In 2005, Ray W. George assigned P. brunneiflagellum to an Indo-Pacific group within the genus Panulirus, which also contained P. japonicus, P. cygnus, P. marginatus and P. pascuensis. It was thought to have split from P. japonicus as a result of volcanic activity, either during the formation of the West Mariana fore-arc or during the extension of the Ogasawara Chain.
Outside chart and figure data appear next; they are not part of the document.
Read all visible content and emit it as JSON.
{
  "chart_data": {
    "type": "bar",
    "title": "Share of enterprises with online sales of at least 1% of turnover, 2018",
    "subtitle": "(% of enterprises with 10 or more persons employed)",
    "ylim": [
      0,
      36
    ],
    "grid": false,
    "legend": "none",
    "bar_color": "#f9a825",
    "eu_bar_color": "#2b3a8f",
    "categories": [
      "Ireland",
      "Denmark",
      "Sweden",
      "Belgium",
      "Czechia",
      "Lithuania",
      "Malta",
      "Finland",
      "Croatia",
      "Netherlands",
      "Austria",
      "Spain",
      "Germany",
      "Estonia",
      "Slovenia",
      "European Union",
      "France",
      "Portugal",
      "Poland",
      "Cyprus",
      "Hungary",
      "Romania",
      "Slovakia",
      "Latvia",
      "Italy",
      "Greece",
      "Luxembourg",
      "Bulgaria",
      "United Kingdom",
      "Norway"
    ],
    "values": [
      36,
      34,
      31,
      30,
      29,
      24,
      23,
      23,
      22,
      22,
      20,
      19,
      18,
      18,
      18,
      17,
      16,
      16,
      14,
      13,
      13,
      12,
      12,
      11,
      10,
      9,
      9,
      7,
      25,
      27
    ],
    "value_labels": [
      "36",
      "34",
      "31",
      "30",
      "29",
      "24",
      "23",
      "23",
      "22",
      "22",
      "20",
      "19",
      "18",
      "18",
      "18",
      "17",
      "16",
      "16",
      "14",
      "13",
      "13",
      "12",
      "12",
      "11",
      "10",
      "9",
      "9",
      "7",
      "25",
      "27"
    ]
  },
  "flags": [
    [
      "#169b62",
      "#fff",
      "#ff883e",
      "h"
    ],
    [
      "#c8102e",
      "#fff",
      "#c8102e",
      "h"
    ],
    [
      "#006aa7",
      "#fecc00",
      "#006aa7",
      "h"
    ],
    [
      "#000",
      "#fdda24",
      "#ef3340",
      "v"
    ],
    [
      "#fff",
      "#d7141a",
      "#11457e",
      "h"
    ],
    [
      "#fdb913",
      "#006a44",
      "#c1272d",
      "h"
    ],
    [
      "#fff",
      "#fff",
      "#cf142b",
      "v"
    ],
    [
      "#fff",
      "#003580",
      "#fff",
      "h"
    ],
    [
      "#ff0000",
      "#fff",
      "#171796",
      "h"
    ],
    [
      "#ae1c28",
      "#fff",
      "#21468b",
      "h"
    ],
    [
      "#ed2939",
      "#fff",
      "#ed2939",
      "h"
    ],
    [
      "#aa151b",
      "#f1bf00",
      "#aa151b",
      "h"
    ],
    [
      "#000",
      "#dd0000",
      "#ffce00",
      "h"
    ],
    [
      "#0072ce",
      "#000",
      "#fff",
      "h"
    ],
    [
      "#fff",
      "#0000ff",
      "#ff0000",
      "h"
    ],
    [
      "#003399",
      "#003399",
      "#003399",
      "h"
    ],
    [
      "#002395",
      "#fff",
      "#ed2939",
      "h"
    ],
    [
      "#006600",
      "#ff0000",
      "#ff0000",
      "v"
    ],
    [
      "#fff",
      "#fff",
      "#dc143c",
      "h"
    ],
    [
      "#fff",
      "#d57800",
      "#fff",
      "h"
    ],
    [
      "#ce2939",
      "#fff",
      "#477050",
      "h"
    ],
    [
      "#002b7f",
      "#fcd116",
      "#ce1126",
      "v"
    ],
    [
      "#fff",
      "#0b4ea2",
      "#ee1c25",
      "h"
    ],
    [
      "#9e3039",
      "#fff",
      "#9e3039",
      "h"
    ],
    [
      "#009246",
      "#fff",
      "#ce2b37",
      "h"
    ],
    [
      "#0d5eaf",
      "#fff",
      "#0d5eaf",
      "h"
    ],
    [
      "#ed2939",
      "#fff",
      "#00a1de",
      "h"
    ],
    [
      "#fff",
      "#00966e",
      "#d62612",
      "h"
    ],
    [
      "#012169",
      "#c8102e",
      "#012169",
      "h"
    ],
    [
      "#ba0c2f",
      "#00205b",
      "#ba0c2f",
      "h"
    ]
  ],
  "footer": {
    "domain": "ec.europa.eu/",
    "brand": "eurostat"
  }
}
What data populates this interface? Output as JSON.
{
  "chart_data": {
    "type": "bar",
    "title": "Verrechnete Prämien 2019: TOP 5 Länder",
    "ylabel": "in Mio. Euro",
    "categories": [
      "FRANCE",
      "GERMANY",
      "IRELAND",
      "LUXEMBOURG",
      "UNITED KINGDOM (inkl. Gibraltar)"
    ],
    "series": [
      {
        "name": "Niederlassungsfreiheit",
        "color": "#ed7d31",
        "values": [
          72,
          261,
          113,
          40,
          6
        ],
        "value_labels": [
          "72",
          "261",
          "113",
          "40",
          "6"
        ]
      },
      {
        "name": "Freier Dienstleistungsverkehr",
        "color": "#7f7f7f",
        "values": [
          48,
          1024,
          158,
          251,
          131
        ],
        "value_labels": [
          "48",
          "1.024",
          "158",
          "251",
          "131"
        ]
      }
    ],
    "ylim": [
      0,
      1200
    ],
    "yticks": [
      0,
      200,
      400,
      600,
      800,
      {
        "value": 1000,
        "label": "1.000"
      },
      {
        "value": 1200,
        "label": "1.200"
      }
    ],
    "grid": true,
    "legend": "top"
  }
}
Subsequent molecular analyses have suggested that its sister species may instead by P. femoristriga.

==Ecology==
Panulirus brunneiflagellum lives in clear, tropical waters at depths of up to 90 m, where temperatures are in the range 19–29 C. It lives in open caves, sometimes in association with P. longipes bispinosus, but usually near the entrance, whereas P. l. bispinosus shelters in the depths of the caves.

==Fishery==
Japanese settlers colonised the Ogasawara Group in the 1860s, and began fishing P. brunneiflagellum soon after arriving. The fishery uses rectangular steel lobster traps covered in plastic mesh, roughly 1.0 × 0.5 × 0.5 metres in size. The traps are set daily at depths of 10–40 m, and baited with fresh fish. Up to 24 boats are involved, 20 from Chichi-jima and up to four from Haha-jima. Between them, they catch 5 t per year, of which 98% is P. brunneiflagellum (the remainder being P. longipes bispinosus and occasional P. penicillatus); Most of the catch is frozen and dispatched to Tokyo. A closed season is in force in June, July and August, to protect ovigerous (egg-bearing) females. In the absence of any detailed information, P. brunneiflagellum is listed as Data Deficient on the IUCN Red List.